İki ithal kalemi sıfırlayıp net ihracatçı olabiliriz
Türkiye otomotivdeki elektrifikasyon sürecini doğru yönetmesi durumunda hem enerji hem otomobildeki dış açığı tersine çevirebilir. E-Mobilite Derneği Başkanı Ataman, TOGG ile otoda, EPDK düzenlemeleri ile de enerji tarafında önemli adımlar atıldığına dikkat çekti
Elektrikli araçlar yavaş yavaş pazardaki ağırlığını artırmaya başladı. Bu sektörde Amerikan Tesla markası popüler olsa da esasen Çin dünyanın en yaygın elektrikli araç parkına sahip. Çin olmasa Tesla dahi üretim yapamaz. Esasen elektrikli araçlar günümüzde yaygın olarak kullanılan ve fosil yakıtlarla çalışan geleneksel ulaşım araçlarının yerini alırken yeni bir çağı da açacak. Çünkü elektrikli araçlar, kullandıkları enerjinin hangi kaynaklardan tedarik edileceği ve barındıracakları teknolojiler sayesinde mobilite kavramını baştan sonra değiştirecek. Ülkemiz de Togg ile elektrikli araç çağında söz sahibi olmak isteğini ortaya koydu.

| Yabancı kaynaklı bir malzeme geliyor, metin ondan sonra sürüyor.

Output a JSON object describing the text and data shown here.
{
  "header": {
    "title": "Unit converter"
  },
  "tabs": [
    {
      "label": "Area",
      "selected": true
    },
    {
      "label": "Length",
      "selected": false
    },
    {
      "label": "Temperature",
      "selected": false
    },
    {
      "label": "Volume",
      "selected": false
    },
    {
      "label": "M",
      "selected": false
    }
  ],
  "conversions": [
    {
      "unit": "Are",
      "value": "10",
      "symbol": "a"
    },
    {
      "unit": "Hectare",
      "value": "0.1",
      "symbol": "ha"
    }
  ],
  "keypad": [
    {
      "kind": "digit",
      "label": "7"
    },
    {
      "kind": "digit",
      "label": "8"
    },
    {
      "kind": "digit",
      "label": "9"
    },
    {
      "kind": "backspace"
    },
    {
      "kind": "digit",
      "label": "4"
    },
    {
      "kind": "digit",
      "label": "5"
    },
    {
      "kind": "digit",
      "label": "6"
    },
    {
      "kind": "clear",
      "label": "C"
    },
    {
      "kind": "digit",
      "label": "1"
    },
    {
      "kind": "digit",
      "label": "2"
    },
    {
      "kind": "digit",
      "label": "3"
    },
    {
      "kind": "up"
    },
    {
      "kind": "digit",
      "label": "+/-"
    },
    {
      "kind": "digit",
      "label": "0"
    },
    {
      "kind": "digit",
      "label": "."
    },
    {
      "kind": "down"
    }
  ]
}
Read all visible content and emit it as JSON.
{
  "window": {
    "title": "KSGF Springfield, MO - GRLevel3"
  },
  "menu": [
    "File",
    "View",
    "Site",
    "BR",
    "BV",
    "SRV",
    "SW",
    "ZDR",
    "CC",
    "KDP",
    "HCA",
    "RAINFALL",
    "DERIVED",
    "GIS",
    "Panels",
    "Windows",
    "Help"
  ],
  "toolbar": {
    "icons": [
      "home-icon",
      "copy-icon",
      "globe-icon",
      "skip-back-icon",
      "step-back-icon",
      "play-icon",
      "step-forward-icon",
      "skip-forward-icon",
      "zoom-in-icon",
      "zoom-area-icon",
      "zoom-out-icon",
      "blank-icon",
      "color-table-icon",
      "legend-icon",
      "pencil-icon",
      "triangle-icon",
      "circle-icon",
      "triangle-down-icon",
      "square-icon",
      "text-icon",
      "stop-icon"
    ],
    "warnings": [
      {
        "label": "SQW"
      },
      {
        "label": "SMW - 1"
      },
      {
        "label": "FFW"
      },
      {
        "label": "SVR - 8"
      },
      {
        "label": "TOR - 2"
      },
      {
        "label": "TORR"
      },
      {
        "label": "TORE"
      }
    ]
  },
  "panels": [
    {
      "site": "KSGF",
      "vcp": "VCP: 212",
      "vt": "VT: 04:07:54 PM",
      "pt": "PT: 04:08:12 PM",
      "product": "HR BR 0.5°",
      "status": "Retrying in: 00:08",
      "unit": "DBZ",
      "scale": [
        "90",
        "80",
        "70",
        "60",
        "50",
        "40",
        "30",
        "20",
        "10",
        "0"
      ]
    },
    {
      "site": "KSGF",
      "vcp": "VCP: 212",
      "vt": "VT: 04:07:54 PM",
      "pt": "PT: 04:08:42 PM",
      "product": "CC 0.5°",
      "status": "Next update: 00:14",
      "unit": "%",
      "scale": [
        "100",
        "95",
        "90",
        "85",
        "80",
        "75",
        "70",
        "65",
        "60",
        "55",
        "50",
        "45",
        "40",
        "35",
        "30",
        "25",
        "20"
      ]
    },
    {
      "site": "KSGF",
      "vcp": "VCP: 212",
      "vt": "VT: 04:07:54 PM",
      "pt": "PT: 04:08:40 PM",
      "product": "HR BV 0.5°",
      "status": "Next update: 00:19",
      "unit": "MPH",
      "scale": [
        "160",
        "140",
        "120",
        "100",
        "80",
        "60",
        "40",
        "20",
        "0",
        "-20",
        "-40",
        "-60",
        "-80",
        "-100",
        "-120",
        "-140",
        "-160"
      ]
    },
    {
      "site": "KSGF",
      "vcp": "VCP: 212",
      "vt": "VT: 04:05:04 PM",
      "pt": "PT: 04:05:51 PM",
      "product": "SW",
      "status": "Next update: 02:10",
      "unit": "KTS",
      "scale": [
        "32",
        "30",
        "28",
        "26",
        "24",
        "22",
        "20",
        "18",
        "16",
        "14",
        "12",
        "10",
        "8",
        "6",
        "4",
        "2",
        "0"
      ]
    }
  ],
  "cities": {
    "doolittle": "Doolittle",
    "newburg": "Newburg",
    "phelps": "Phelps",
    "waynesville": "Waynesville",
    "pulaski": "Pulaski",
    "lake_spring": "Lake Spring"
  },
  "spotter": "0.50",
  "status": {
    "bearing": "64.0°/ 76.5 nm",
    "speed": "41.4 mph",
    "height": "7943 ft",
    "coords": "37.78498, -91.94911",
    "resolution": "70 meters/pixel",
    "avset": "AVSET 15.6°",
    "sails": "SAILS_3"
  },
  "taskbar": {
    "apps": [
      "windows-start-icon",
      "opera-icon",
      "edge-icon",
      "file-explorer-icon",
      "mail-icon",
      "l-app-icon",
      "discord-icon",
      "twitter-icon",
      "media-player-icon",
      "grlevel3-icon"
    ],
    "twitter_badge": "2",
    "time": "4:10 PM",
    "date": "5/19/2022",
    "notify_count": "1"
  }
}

İŞİN BOYUTU İSTASYONU AŞTI
Elektrikli araçlar özelinde yakıt temininin nasıl sağlanacağı merak konusu. Bu araçların yaygınlaşması ile ilave elektrik talebi doğabileceği ve şebekelerin bunu kaldıramayacağı gibi senaryolar söz konusu. Peki bu endişeler ne kadar haklı? E-Mobilite Derneği Başkanı ve FullCharger CEO'su Osman Ataman, gelişmeleri ve aklımıza takılan soruları yanıtladı. Derneği kuralı 12 yıl olduğunu belirten Atman, “Elektrikli araçlar bilgilendirme derneği diye kuruldu. Kimsenin bir bilgisi ve ilgisi yoktu o zaman. Önce kamuoyu ve kamuyu böyle bir konunun gelmekte olduğun ve ne yapılması gerektiği konusunda bilgilendirmek ve yönlendirmek için kurduk.” dedi. Halihazırda otomotiv sektöründe var olan derneklerden ve kurumlardan rol almak gibi bir amaçları olmadığı için bilgilendirme üzerine bir oluşumda bulunduklarını belirten Ataman, “Geçen yıl e-mobilite diye değiştirdik. Çünkü konu sadece elektrikli araçlarla sınırlı değil. Onun ötesine geçti. Scooterlar, her türlü küçük iş araçları, paylaşımlı araçlar... çok geniş bir alan olduğundan iş sadece şarj istasyonu işletmeciliğinin boyutunu aşıyor. Bunların hepsini bütün bir sektör olarak görmek lazım.” bilgilerini verdi.
HER YAPI ÜRETİCİ OLACAK
Şarj istasyonlarının yaygınlaşmasının sadece elektrikli araç ve bunların şarj edilmesinden ibaret olmadığını, enerji tedarikindeki dönüşümü ifade ettiğini kaydeden Osman Ataman, şunları söyledi: “Bu sürecin sonu Türkiye'nin enerjide dışa bağımlılığının sıfırlanması demek. Enerjide dönüşüm ve sonucunda enerjide bağımsızlık. Bugün güneş yarın rüzgâr... Binaların olduğu yerde kendi enerjisini üretebilmek imkânı ve ihtimali var. Yenilenebilir enerji bugün baktığınızda yetmiyor gibi görünebilir ama teknoloji ilerliyor, yarın yetecek. Şebekeye ihtiyaç duyulmadan binalara kurulacak sistemler, tüketimi karşılayabilecek. Binaların olduğu her yerde bu şarj istasyonları bulunacak. Aklınıza gelen her yapı ve kişi üretici olacak. Önümüzdeki dönemde herkes kendine yeterliliği zorlayacak. İster bir köy evi, ister bir fabrika olsun.”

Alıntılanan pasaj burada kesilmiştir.